Am Champions-League-Tisch sitzt auch der 75-jährige Christian Streibel. Er kam 1954 aus Niedersachen in den Hochschwarzwald. In seiner neuen Heimat hat der ehemalige Skatbruder bald auf Cego umgeschult. Gelernt hat er das Spiel in der Kneipe, sein Sohn Tobias, der am Fenstertisch spielt, ebenfalls. „Cego ist lustiger als Skat“, sagt Streibel senior. „Und vielfältiger“, ergänzt ein Gast an der Theke. Es ist Walter Löffler, ein ausgewiesener Fachmann. In den 1980er-Jahren hatte er für den Hochschwarzwald-Kurier einmal eine Cego-Serie geschrieben, die wegen der hohen Nachfrage später als Broschüre herausgegeben wurde. Löffler war selbst viele Jahre aktiver Cegospieler, jetzt ist er Zuschauer. Seine neue Rolle birgt allerdings Risiken, wie er zu berichten weiß: „Einmal habe ich in der zweiten Reihe den Mundwinkel verzogen. Das hat man mir als geheimes Zeichen ausgelegt und kostete mich eine Runde Schnaps.“
Gerd Faller, mit 79 der Senior am Champions-League-Tisch, hat es mit dem Rest aufgenommen und sieht mit seinen Karten aus dem Blinden kein Land. Er hegt den Verdacht, jemand hat ein Solo verschwiegen. „Ihr Schinder!“, schimpft er. Turbo muss schmunzeln: „Schinden gehört dazu.“
Beim Cego geht es um Centbeträge. Verliert man eine Runde „Räuber“, bei der so wenige Stiche wie möglich gemacht werden sollen, wird man maximal acht Euro los. Dann muss aber wirklich alles schiefgehen. Der Erlös des Abends landet im Aschenbecher und später in der gemeinsamen Kasse. Nach drei Jahren kommt so viel Geld zusammen, dass es für eine Reise reicht. „Wir waren mit dem Geld schon fünfmal in Las Vegas“, behauptet Fehrenbach. Man weiß oft nicht, was man glauben soll im Schützen. Denn Cegoisten können nicht nur schinden, sie sind auch Meister im Bluffen.
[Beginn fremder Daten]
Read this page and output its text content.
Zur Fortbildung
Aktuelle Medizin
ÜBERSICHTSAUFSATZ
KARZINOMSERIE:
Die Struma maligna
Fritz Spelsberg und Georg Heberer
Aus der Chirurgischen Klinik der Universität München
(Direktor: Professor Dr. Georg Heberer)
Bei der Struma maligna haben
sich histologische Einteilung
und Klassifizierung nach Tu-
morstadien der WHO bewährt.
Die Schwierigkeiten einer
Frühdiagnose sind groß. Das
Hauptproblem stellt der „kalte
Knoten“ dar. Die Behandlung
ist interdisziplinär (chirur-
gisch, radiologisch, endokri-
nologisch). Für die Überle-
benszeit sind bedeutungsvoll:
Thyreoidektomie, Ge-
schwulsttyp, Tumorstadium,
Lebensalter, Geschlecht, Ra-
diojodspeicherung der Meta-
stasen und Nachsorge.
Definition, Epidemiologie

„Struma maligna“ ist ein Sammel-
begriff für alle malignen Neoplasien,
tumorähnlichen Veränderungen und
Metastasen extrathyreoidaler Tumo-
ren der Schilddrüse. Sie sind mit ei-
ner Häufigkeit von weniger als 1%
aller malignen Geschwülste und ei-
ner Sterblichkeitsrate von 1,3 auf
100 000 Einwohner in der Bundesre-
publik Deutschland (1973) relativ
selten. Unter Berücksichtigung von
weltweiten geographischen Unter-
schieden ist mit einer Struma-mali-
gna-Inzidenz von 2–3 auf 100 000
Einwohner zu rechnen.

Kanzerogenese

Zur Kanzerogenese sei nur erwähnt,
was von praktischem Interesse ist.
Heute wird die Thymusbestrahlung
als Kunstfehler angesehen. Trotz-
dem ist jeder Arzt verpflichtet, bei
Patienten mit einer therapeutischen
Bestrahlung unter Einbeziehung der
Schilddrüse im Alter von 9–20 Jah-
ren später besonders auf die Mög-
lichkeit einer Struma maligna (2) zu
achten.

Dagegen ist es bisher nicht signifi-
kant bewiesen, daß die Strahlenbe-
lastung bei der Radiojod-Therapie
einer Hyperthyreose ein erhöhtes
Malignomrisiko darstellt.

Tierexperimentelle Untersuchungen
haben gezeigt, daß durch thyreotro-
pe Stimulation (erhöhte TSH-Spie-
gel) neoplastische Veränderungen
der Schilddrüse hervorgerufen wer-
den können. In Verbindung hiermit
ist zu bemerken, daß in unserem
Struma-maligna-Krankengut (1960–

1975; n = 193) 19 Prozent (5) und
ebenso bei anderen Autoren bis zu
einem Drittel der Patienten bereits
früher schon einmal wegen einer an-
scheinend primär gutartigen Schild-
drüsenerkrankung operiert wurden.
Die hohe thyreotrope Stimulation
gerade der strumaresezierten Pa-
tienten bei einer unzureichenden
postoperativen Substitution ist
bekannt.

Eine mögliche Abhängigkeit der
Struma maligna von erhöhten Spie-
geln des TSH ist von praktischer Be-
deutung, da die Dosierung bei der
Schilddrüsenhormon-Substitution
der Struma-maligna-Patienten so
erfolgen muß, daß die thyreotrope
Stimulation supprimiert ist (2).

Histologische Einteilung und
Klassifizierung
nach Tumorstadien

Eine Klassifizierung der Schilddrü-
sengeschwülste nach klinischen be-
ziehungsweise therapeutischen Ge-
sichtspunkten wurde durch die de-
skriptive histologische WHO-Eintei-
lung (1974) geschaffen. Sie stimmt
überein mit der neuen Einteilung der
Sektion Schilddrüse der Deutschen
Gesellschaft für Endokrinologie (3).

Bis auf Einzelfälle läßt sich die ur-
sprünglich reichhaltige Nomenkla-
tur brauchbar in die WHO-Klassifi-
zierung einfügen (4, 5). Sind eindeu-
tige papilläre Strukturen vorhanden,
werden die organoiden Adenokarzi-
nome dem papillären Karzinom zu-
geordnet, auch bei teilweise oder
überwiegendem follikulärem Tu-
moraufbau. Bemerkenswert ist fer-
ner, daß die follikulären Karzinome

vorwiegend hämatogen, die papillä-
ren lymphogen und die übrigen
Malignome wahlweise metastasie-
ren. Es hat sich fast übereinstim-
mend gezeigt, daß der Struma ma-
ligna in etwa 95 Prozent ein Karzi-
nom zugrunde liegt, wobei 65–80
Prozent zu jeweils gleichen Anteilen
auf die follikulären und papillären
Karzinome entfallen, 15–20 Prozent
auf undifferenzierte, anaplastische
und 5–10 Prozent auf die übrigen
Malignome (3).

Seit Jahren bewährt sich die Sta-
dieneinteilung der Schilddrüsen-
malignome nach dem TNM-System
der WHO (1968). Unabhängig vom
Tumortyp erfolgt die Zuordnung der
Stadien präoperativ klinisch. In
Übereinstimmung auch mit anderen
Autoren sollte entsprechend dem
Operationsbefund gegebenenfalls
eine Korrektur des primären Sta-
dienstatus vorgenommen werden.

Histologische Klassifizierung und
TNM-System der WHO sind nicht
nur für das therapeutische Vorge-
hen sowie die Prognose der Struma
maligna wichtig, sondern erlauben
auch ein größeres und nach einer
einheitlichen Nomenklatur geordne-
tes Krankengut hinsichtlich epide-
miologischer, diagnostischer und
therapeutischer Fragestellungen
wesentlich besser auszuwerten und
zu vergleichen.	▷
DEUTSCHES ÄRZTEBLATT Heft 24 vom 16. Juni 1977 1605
Badisches Spiel mit Spanischen Wurzeln
In Spanien gibt es ein altes Kartenspiel namens „L´Hombre“, bei dem man unbekannte Karten aufnimmt, also „blind“ spielt. Cegologen, wie der Schopfheimer Prof. Dr. Gregor Blümle, gehen davon aus, dass Soldaten aus dem Südschwarzwald, die um 1807 an der Seite Napoleons auf der Iberischen Halbinsel kämpften, dieses Kartenspiel entdeckt, mit ihren Tarockkarten nachgeahmt und später in ihren badischen Heimatdörfern verbreitet haben. Für diese Theorie gibt es zwar keinen eindeutigen Beweis, aber Indizien, die für sie sprechen. Zum Beispiel das spanische Wort für „blind“ – es heißt „ciego“. Cego bleibt weitgehend auf Baden beschränkt. Frühere Volkskundler sprachen auch vom badischen Nationalspiel. Noch heute hat es innerhalb seines Verbreitungsgebiets identitätsstiftende Wirkung. In Pfaffenweiler bei Villingen-Schwenningen werden alljährlich die Cego-Schwarzwaldmeisterschaften ausgetragen. In Hinterzarten organisiert ein Busunternehmen Cegoausfahrten. Der Breitnauer Kabarettist Martin Wangler bietet Cegokurse an der Volkshochschule an. Und Studenten der Hochschule Furtwangen haben eine Plattform für Online-Cego programmiert.